Conc D - 2016 Airport Road NE Calgary AB T2E 3B9 · Food - General

4 inspections

  1. Monitoring Inspection

    0 infractions

  2. Risk Management Inspection

    0 infractions

  3. Risk Management Inspection

    2 infractions

    • 08. Do food handlers ensure that food is protected from contamination (unless noted elsewhere)(Non-Critical)?
      • Basement prep kitchen - Personal items were stored on a prep table and a shelf for dry storage.During the inspection, personal items were placed in an area away from food handling and food storage.
    • 21. Is the facility properly constructed and maintained in a state of good repair to allow for the safe and sanitary handling of food?
      • 1) Basement prep kitchen - There were cardboard shelf liners for dry storage.Remove cardboard shelf liners. Use shelf liners that are smooth, non-absorbent to moisture and easy to clean.2) Basement prep kitchen - Lighting in the walk-in cooler was inadequate.Provide adequate lighting in the walk-in cooler.
  4. Monitoring Inspection

    10 infractions

    • 04. Does the operator use approved methods for cleaning and sanitizing equipment, utensils, and surfaces?
      • Quat sanitizer measured over 400 ppm.Use quat sanitizer at 200 ppm.
    • 07. Do food handlers ensure that food is protected from contamination (unless noted elsewhere)(Critical)?
      • There was no splashguard protection between the hand sink and line cooler with a prep surface.Install a washable splashguard between equipment with a minimum height of 12 inches.
    • 08. Do food handlers ensure that food is protected from contamination (unless noted elsewhere)(Non-Critical)?
      • 1) Food and saran wrap were stored on a grease interceptor.Keep grease interceptors free of items on top. Store food and food service supplies in a clean and sanitary manner.2) There was a portion cup floating in a jug of iced water for preparing tempura mix.Handle iced water in a manner that prevents highly touched surfaces from being in contact with water.
    • 09. Are chemicals stored and handled in a safe manner?
      • Spray bottles that contained quat sanitizer were not labeled to indicate their contents.Label all chemical bottles.
    • 10. Are food temperatures during storage and processing being controlled to maximize food safety?
      • 1) Margarine was stored at room temperature. It measured 24C. It was removed from temperature control approximately 4 hours ago.Keep margarine refrigerated as per manufacturer's instructions or keep margarine at room temperature for a maximum for 2 hours. Discard any remaining product after the 2-hour period. The preparation time and discard time must be properly documented. 2) 2% milk and creamer measured 17-18C in the bar cooler.
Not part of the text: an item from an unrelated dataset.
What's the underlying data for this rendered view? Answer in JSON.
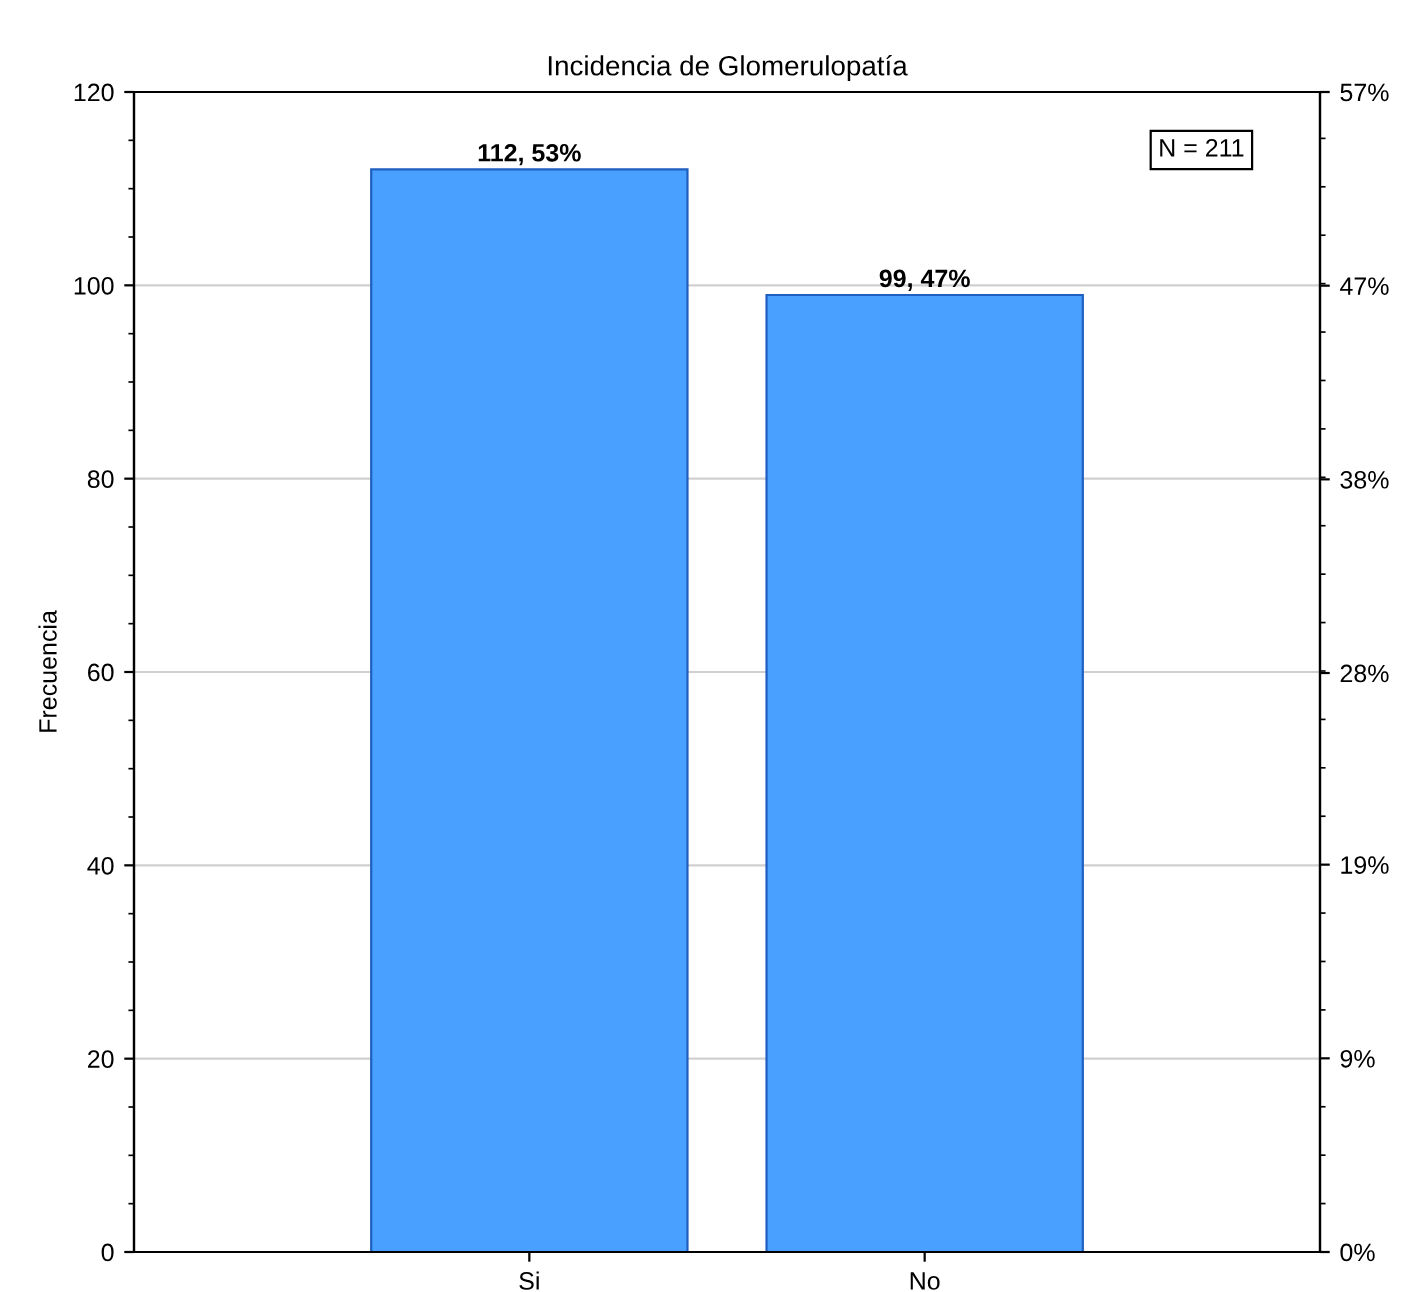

The cooler had an ambient temperature of less than 4C.Store perishable foods out of the temperature danger zone (4 to 60C).
    • 12. Are there adequate and properly operating dish washing facilities to effectively clean and sanitize equipment and utensils (unless noted elsewhere)(Non-Critical)?
      • The dishwasher sanitizer concentration was monitored monthly by a technician.Monitor the dishwasher sanitizer daily with test strips.
    • 13. Are properly operating hand washing sink(s) accessible to food handlers, located in suitable areas, and stocked with appropriate hand washing supplies?
      • Foodservice foil was blocking a kitchen hand sink.Remove foodservice foil from the hand sink. Hand sinks must be accessible at all times.
    • 21. Is the facility properly constructed and maintained in a state of good repair to allow for the safe and sanitary handling of food?
      • A ceiling tile in the cook line was damaged.Replace with a light-colored ceiling tile that is smooth, non-absorbent to moisture and easy to clean.
    • 22. Are utensils and equipment maintained in a condition and a manner that ensures the safe handling of food?
      • The walk-in cooler door latch was covered with masking tape for safety reasons.Remove the masking tape. Implement a solution that does not compromise cleaning.
    • 23. Is the facility maintained in a clean and sanitary condition?
      • Debris had accumulated in the hard-to-reach areas of the walk-in cooler.Clean the floor including under shelving.